In Neil Postman's indictment of the Age of Television, Amusing Ourselves to Death: Public Discourse in the Age of Show Business, he makes some interesting comments about the church -- particularly television preachers. He says that church is not transferable to television. First, of course, there is the fact that church is much more than watching or listening to a preacher. As Postman says, "Christianity is a demanding and serious religion. When it is delivered as easy and amusing, it is another kind of religion altogether." This alone is a provocative enough statement, but the more interesting one to me is his argument that we cannot invest the television screen with a sacred use, given that the screen is so saturated with our memories of profane (non-sacred) events and the reality that with one click we can change the channel and be watching MTV or football.
I thought of this statement because of a recent conversation among some in our church over whether to have a movie night in the sanctuary of our church. To be sure, we would be doing a bit more than entertaining. We would select the movies carefully and use them as tools to fuel a discussion of the worldview evidenced by the film as well as how to be discerning partakers of popular culture. All well and good. But I wonder if we risk desacralizing a sacred space?
I admit that this whole notion of sacred space has, until recently, been foreign to me.
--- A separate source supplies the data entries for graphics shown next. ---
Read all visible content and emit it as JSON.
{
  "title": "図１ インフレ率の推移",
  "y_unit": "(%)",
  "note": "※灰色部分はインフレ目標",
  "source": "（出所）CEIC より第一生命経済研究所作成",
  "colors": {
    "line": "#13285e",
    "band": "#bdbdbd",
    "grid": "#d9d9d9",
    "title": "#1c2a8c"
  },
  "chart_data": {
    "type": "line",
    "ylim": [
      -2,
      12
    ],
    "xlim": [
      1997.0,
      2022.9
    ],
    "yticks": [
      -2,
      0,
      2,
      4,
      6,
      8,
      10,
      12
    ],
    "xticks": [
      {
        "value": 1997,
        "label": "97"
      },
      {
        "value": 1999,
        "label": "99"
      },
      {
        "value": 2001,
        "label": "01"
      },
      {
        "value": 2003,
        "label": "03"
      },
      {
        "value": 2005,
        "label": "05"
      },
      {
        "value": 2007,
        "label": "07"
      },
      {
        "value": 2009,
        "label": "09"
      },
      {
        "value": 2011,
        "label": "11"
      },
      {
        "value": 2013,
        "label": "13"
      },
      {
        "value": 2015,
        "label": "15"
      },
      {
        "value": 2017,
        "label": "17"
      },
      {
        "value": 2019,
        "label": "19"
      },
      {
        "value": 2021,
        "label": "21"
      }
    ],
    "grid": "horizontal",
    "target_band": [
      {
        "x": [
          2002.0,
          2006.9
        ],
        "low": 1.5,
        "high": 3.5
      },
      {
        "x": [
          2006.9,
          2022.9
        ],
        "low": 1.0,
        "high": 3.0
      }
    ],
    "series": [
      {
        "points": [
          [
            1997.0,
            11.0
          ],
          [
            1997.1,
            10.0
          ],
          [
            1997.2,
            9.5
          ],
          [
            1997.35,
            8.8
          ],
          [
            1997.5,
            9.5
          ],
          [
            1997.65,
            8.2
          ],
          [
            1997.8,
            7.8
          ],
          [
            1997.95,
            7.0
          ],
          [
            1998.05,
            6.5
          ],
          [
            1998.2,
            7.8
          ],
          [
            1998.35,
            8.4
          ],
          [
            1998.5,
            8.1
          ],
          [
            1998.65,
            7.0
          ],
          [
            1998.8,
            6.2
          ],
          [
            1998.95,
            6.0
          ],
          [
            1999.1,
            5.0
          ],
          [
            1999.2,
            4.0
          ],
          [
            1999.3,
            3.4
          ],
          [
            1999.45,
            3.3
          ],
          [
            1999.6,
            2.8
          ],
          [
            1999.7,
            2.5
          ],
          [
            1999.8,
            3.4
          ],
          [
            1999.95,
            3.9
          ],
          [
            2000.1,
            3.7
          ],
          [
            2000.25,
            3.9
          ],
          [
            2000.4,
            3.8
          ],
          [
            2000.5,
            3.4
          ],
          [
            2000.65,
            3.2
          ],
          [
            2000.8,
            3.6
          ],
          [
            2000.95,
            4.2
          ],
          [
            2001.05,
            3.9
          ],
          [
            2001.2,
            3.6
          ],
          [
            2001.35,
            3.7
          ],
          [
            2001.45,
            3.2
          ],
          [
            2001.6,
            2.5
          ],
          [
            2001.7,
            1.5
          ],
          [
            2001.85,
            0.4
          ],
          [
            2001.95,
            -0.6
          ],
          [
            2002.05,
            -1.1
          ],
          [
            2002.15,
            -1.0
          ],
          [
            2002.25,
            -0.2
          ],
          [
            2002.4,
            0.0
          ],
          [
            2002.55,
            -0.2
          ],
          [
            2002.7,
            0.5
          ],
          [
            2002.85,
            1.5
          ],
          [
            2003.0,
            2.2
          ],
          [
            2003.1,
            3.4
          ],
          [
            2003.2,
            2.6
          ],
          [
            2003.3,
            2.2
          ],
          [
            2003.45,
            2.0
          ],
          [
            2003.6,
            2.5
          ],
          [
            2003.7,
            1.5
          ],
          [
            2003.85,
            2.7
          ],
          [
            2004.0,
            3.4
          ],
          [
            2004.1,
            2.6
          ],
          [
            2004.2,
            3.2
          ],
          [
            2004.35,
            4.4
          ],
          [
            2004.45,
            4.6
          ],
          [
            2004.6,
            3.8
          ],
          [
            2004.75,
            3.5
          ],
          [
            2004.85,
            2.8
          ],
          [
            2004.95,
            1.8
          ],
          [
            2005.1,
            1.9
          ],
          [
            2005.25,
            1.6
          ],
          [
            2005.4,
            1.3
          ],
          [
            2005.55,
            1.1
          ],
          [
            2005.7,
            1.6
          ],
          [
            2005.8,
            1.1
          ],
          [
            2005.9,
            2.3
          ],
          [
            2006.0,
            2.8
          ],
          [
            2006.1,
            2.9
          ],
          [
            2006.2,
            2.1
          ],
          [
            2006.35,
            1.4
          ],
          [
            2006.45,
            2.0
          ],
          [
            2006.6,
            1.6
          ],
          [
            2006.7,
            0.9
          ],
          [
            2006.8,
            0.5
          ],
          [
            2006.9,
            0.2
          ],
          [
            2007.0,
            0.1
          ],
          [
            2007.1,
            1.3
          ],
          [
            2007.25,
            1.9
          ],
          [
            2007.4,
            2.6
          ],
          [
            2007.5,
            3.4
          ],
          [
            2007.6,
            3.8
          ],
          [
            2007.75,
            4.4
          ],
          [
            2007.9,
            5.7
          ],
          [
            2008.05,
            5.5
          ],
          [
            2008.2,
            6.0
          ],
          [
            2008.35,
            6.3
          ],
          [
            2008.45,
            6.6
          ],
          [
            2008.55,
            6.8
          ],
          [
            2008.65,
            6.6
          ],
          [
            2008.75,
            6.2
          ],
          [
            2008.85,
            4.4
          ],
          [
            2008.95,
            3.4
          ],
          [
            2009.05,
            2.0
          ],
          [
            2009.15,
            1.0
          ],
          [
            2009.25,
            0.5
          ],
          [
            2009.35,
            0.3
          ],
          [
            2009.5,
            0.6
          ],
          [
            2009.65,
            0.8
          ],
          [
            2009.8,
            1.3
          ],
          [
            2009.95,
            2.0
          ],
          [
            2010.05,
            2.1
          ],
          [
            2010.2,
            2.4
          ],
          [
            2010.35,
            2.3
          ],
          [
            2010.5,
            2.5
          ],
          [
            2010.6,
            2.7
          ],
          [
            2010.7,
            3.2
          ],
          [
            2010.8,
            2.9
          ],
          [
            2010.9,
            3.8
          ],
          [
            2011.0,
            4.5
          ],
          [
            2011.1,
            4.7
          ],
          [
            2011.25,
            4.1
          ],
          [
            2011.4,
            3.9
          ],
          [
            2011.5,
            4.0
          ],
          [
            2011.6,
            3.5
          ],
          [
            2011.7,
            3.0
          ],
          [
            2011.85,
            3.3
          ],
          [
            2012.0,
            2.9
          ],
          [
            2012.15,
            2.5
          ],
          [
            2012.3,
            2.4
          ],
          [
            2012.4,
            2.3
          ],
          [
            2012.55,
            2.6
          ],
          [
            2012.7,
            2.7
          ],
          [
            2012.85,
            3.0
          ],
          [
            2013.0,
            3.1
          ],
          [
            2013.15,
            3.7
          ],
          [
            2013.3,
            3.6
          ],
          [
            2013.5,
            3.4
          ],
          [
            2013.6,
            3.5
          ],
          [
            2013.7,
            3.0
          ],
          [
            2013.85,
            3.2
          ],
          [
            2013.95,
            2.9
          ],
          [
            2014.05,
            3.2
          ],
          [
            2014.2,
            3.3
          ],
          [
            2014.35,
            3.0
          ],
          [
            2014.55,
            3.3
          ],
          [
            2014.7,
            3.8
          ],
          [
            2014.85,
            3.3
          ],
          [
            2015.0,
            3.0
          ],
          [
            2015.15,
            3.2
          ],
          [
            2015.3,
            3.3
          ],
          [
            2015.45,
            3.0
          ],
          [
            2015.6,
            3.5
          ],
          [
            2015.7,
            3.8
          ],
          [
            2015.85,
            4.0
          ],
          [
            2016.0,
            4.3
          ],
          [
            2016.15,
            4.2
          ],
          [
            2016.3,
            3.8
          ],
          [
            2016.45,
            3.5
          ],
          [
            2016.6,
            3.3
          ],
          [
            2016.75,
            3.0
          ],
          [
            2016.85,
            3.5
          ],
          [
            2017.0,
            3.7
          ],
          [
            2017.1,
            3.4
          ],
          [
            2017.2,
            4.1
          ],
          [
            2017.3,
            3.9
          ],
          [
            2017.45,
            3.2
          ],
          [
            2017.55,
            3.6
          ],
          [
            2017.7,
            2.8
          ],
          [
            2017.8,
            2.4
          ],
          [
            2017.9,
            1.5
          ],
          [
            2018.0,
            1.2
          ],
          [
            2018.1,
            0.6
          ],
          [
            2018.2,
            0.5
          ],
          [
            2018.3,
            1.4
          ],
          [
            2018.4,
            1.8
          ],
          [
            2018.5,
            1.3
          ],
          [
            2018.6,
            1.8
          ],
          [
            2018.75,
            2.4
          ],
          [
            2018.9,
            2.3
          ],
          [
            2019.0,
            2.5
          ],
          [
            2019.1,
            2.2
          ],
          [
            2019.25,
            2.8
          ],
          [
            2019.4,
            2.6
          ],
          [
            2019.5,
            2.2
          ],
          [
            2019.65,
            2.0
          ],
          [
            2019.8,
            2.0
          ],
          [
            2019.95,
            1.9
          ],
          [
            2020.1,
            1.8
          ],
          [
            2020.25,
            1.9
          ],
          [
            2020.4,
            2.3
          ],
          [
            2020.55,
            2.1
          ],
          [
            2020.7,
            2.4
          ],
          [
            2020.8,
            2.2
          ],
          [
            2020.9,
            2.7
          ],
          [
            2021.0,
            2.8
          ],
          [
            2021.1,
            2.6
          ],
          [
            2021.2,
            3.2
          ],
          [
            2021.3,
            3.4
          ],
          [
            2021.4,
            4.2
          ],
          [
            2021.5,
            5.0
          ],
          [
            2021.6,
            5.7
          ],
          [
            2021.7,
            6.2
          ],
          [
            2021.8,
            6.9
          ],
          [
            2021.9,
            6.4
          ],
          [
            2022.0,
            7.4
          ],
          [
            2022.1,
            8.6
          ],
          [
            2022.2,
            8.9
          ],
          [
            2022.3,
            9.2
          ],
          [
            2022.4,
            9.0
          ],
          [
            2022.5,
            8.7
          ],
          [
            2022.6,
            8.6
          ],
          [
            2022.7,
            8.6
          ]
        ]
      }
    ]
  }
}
I generally have viewed church buildings as nothing nothing more than brick and mortar multi-use space usable for congregational worship, concerts, conferences, and, but for the fact that we have immovable pews, for fellowship dinners or any other church use. However, if I view PG-13 or R rated movies in the sanctuary, I wonder if that profane (non-sacred) use will impinge on my worship, that is, if during worship I will think of what I have seen there, a movie that may have sexuality, violence, or profanity? If so, how will that impact my worship? I don't know.
There is great power in images and the associations we make. Here's an unfortunate example for you: When I was about 14, I was attending worship in my family's church. An older college kid I knew brought his girlfriend to church that day. Thirty-three years later, I remember the provocative and suggestive way in which she was dressed. Now, when I think of that church, that image inevitably flashes briefly into my mind. Sure, some of that's inevitable, some of it my problem, but it does effect my worship there in that place. Association is powerful. Images are pervasive and long-enduring.
I am not sure this is a biblical concern as much as a prudential concern. It may not be a problem for everyone. Something tells me, however, that I don't want my place of worship to be like every other place. I want it to be invested with a scared use, to be set apart, to be something other than a mult-use building.